I leave you with an incredibly useful recipe for hawthorn jelly which I will return to post haste in October when the trees are fruiting. I’m sure it will be wildly exciting.
Can be dried in slices to make fruit leather, eaten as it is, perhaps as an alternative to mebrillo (Spanish quince paste) and served with cheese or combined with boiled rosehips for a beautiful fruit butter with which to adorn ones toast.
1kg ripe hawthorn berries
apple juice (optional)
Put the berries in a bowl and mash them up with a potato masher or the end of a rolling pin. Add a mug of water and mash together with your hands. Add further water until you have the right consistancy to strain the mixture through a sieve and end up with enough juice left in the bowl to do something with. Hawthorn berries are very high in pectin to the less water, the harder it sets.
This strained mixture will begin to set immediately so if you wish to add the other ingredients heat it in a saucepan adding sugar, juice and your chosen spices until you have the desired sweetness and flavour.

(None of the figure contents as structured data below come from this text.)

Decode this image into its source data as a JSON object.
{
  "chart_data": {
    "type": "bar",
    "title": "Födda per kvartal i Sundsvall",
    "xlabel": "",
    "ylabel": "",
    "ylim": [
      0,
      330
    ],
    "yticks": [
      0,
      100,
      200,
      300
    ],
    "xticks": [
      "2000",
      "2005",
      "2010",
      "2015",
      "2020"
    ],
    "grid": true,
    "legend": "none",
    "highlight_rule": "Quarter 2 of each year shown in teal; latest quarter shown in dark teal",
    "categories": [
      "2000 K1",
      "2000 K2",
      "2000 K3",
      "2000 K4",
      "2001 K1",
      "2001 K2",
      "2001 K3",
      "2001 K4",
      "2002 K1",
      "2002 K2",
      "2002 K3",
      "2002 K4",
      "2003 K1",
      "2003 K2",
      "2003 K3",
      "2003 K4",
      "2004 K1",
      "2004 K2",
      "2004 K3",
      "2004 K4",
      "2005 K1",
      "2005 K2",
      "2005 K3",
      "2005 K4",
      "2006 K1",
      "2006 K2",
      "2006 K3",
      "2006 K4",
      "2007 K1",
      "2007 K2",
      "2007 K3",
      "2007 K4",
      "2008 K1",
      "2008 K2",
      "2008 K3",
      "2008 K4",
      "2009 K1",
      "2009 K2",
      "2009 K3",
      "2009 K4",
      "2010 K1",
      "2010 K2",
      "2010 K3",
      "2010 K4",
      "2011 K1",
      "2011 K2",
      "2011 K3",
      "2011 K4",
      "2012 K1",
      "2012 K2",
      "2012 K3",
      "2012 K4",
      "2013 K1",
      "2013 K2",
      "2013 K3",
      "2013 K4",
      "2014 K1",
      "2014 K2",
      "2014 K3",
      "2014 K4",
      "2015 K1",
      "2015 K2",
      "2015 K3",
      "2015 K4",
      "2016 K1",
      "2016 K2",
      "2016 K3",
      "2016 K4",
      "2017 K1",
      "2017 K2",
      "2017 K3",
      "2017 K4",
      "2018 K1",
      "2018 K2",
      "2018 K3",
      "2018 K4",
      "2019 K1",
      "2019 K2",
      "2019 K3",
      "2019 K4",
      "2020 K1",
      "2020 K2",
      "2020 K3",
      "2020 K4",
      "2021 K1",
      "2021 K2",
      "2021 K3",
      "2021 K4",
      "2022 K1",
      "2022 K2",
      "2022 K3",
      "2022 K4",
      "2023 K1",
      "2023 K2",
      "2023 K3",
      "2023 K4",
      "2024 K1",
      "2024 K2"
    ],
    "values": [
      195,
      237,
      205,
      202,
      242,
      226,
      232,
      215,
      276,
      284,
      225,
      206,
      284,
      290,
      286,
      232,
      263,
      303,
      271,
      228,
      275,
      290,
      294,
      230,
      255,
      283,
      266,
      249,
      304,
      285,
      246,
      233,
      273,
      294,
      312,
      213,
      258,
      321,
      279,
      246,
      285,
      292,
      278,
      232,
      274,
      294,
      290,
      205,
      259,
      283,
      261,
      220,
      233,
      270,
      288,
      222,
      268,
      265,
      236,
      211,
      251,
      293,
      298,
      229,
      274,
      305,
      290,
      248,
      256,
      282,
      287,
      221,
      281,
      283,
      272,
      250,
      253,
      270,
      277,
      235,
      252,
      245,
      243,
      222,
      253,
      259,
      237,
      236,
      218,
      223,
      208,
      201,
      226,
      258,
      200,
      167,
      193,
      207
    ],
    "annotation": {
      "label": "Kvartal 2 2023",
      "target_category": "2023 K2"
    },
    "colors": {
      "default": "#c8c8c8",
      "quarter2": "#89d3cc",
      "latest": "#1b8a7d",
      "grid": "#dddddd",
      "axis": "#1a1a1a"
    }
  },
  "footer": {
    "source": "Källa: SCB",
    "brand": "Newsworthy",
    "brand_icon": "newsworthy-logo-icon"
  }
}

Leave to cool and solidify then use as you wish. The jelly, when sliced thinly, can be dried in the sun or a low oven to make the fruit leather. We’ll get to rosehips another time.
You can, if you like, use hawthorn leaves in a hedgerow salad of such stalwarts as young dandelion leaves, wild garlic, lemon sorrel and beech leaves but again, perhaps let’s talk on that some other evening.